Histoire et récits d’une ville vivante
La question de l’animal, dans les travaux des chercheurs en architecture comme dans les projets des architectes et urbanistes, s’affirme tardivement, au milieu des années 2010. Elle s’inscrit dans la continuité d’un tournant environnemental de l’architecture à l’œuvre depuis la fin des années 1980.
Au Pavillon de l'Arsenal, Paris, jusqu'au 3 septembre 2023
L’animal que l’on domestique et celui que l’on craint, l’animal que l’on contemple et celui que l’on évite, l’animal que l’on fantasme et celui que l’on ignore, visible, exposé ou caché, l’animal habite avec nous. À Paris et sur son grand territoire, quelles sont les incidences mutuelles de cette cohabitation ? L’exposition « Paris Animal - Histoire et récits d’une ville vivante » et le livre qui l’accompagne ont pour ambition de raconter une histoire, celle de la construction de la capitale, de l’Antiquité à aujourd’hui, par le prisme de l’animal et d’en comprendre les enjeux et les perspectives.

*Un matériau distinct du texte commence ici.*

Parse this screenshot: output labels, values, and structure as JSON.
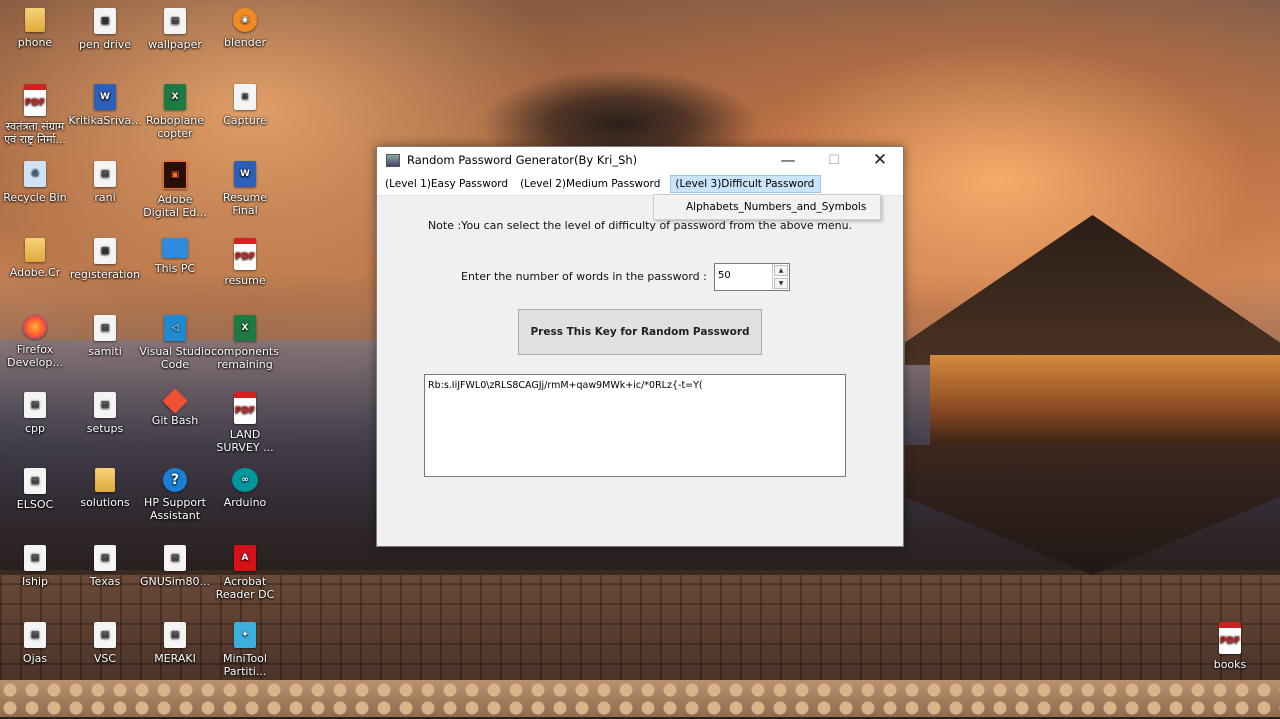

Si l’animal est présent dès le premier traité d’architecture, quand s’invente le récit de son origine, la façon dont il traverse l’histoire de la construction de la ville est représentative des grands basculements sociétaux. Chaque période reflète la considération que nous lui portons et les orientations qui ont conduit à la présence ou à l’absence de certains animaux dans la ville et le territoire : du Paris gallo-romain à la période préindustrielle, des récits mettent en lumière une cohabitation marquée par une forme d’animalité de la ville, des bêtes mais aussi une « animalité humaine » ; puis l’industrialisation et l’hygiénisation de la capitale mettent l’animal et la ville sous contrôle ; enfin, la période contemporaine, face aux enjeux écologiques, interroge les modalités d’un nouveau partage de la ville avec le vivant.
Loups, chevaux, vaches, moutons, mésanges, fouines, faucons, girafes, brochets, cerfs, … cette manifestation croise le bestiaire grand-parisien aux lieux qui lui sont dédiés tels que zoo, ménagerie, « jardin d’acclimatation », volière, aquarium, abattoir, mais aussi aux dessins des édifices, de l’espace public et aux tracés du grand territoire – ornementation des édifices religieux et domestiques, pavillon de chasse, tracés forestiers, cirques, hippodromes, écuries… jusqu’à l’émergence d’une « architecture animaliste » et d’une ville qui accueillent la faune domestique et sauvage : façade à insectes, nouvelle gestion des fleuves, des parcs...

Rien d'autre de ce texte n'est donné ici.